La Cour suprême a également débattu de la question de savoir si la possibilité que TikTok soit utilisée par la Chine pour des campagnes d'influence secrètes ou à des fins de propagande justifiait son interdiction.

"Ecoutez, tout le monde manipule du contenu", a déclaré Francisco à la Cour. "Il y a beaucoup de gens qui pensent que CNN, Fox News, le Wall street Journal, le New York Times manipulent leur contenu. Il s'agit là d'un discours fondamental protégé.

Le 27 décembre, M. Trump a demandé à la Cour de suspendre le délai du 19 janvier afin de donner à sa nouvelle administration "la possibilité de rechercher une solution politique aux questions soulevées dans cette affaire".
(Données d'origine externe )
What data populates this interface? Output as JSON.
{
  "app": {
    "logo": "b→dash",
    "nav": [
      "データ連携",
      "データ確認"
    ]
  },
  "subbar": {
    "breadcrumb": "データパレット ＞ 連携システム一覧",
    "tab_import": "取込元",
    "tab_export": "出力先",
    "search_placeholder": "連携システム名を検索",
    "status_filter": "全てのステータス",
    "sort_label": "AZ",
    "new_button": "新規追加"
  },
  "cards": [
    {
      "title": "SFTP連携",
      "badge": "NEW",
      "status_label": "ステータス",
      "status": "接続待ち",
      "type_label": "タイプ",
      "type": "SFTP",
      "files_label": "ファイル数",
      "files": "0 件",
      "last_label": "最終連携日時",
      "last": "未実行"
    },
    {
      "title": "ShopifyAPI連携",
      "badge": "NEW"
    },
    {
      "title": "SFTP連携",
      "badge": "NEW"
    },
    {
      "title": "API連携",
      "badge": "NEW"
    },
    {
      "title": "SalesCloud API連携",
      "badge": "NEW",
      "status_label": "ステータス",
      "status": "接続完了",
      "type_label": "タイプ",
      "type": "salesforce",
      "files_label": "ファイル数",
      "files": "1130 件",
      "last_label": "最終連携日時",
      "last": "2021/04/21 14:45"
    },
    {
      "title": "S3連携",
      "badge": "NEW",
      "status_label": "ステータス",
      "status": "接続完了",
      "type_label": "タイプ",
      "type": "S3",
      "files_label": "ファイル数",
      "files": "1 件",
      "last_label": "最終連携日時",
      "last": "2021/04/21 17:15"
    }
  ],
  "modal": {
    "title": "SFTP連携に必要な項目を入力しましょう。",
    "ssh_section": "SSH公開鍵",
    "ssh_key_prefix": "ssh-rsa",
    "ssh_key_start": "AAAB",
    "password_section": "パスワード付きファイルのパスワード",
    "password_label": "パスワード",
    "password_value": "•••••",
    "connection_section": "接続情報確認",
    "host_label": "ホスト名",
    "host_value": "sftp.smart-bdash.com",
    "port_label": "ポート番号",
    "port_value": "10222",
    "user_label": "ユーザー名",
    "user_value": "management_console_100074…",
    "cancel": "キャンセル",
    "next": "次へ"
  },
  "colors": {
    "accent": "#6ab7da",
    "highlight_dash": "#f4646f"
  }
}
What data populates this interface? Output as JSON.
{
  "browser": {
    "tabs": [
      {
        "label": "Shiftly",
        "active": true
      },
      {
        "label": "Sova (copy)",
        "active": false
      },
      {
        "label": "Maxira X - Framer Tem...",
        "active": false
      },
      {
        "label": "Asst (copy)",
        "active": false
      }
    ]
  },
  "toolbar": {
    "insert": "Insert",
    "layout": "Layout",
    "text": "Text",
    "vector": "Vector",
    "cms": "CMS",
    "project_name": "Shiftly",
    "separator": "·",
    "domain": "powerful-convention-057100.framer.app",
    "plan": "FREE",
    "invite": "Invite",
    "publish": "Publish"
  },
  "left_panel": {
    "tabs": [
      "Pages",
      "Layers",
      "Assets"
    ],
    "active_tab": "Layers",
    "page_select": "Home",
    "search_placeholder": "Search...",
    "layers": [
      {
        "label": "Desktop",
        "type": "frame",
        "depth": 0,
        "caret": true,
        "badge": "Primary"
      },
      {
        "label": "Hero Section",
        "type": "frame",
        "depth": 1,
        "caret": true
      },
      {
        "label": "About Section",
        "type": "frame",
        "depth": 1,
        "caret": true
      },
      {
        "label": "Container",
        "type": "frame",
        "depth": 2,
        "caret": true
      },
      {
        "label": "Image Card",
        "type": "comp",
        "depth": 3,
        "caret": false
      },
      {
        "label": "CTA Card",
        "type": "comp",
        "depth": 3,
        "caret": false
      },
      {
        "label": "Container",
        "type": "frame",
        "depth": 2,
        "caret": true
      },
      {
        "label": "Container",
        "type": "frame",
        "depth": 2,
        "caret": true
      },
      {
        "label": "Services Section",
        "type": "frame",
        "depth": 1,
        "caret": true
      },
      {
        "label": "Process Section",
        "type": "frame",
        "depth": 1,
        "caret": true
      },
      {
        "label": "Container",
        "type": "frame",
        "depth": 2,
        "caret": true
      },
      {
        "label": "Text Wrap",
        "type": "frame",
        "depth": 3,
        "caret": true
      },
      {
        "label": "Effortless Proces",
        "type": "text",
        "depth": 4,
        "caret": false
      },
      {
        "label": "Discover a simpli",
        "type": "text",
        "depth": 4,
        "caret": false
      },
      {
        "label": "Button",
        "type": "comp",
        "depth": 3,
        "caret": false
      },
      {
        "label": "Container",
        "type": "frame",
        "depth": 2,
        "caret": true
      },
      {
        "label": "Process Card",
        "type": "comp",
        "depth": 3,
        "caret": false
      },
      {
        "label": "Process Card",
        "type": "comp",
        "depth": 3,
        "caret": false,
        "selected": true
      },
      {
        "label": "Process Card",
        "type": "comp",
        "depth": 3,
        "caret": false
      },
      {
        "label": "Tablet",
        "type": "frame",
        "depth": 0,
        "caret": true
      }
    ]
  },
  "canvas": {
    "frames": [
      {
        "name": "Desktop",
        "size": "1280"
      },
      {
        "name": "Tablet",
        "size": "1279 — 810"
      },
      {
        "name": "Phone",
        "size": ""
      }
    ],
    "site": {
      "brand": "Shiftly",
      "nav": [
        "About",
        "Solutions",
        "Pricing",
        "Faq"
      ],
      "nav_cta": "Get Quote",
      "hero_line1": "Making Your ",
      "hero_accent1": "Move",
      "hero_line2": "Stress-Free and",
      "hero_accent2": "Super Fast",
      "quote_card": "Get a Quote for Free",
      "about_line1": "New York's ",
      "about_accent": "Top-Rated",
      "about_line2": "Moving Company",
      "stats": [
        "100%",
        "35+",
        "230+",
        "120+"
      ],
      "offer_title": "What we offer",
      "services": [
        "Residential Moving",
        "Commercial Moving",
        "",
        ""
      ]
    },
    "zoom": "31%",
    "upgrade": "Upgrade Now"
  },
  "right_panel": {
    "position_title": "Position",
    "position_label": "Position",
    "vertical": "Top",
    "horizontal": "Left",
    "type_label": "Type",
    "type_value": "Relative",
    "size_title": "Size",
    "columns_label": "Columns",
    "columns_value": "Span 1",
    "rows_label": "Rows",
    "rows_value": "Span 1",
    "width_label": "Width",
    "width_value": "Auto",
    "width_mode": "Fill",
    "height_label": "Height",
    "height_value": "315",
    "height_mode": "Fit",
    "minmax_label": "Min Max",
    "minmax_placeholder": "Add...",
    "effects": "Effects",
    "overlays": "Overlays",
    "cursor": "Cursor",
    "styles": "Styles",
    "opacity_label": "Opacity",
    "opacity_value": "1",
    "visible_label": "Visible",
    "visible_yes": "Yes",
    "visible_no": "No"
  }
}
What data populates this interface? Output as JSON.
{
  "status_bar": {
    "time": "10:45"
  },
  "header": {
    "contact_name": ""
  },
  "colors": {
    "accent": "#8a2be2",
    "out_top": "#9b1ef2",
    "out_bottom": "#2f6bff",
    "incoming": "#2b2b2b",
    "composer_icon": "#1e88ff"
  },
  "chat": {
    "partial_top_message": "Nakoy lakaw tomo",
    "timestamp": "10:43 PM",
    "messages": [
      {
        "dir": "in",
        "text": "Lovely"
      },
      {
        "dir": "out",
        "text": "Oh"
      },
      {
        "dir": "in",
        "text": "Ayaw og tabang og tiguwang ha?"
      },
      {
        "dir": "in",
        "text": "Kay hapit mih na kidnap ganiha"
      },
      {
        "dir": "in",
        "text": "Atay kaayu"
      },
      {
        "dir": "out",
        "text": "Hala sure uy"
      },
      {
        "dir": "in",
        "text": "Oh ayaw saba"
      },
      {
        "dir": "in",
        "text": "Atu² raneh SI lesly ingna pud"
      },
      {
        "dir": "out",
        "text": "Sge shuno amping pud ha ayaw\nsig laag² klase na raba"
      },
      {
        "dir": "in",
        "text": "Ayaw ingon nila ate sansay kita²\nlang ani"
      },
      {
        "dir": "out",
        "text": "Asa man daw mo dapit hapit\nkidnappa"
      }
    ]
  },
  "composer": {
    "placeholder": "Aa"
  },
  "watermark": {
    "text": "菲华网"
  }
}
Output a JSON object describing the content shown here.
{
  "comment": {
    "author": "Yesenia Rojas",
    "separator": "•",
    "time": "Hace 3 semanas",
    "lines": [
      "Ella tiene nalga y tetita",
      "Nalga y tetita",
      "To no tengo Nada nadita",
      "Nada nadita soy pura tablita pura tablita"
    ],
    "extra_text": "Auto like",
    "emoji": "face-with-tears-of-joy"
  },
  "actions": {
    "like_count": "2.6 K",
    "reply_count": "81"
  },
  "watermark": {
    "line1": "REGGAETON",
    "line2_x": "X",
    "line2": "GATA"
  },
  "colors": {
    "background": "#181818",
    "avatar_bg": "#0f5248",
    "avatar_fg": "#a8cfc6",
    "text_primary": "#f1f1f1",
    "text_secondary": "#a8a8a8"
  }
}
En vertu de la loi, le président des États-Unis a le pouvoir de prolonger le délai du 19 janvier de 90 jours, mais dans des circonstances qui ne semblent pas s'appliquer à la situation actuelle, dans laquelle ByteDance n'a fait aucun effort apparent pour vendre les actifs américains de TikTok. La loi exige que le président certifie que des progrès significatifs ont été réalisés en vue d'une vente, avec des accords juridiques contraignants.

Quoi qu'il en soit, M. Trump ne deviendra président qu'après la date limite, même si M. Francisco a déclaré que "le monde pourrait être différent" une fois que M. Trump sera de retour à la Maison-Blanche.

Le juge Brett Kavanaugh a demandé à M. Prelogar si le président pouvait "dire que nous n'allons pas appliquer cette loi".

"Je pense qu'en règle générale, le président dispose bien sûr d'un pouvoir discrétionnaire en matière d'application de la loi", a répondu M. Prelogar.

"Encore une fois, c'est l'une des raisons pour lesquelles je pense qu'il est tout à fait logique d'émettre une injonction préliminaire ici et de permettre à tout le monde de respirer un peu", a déclaré M. Francisco.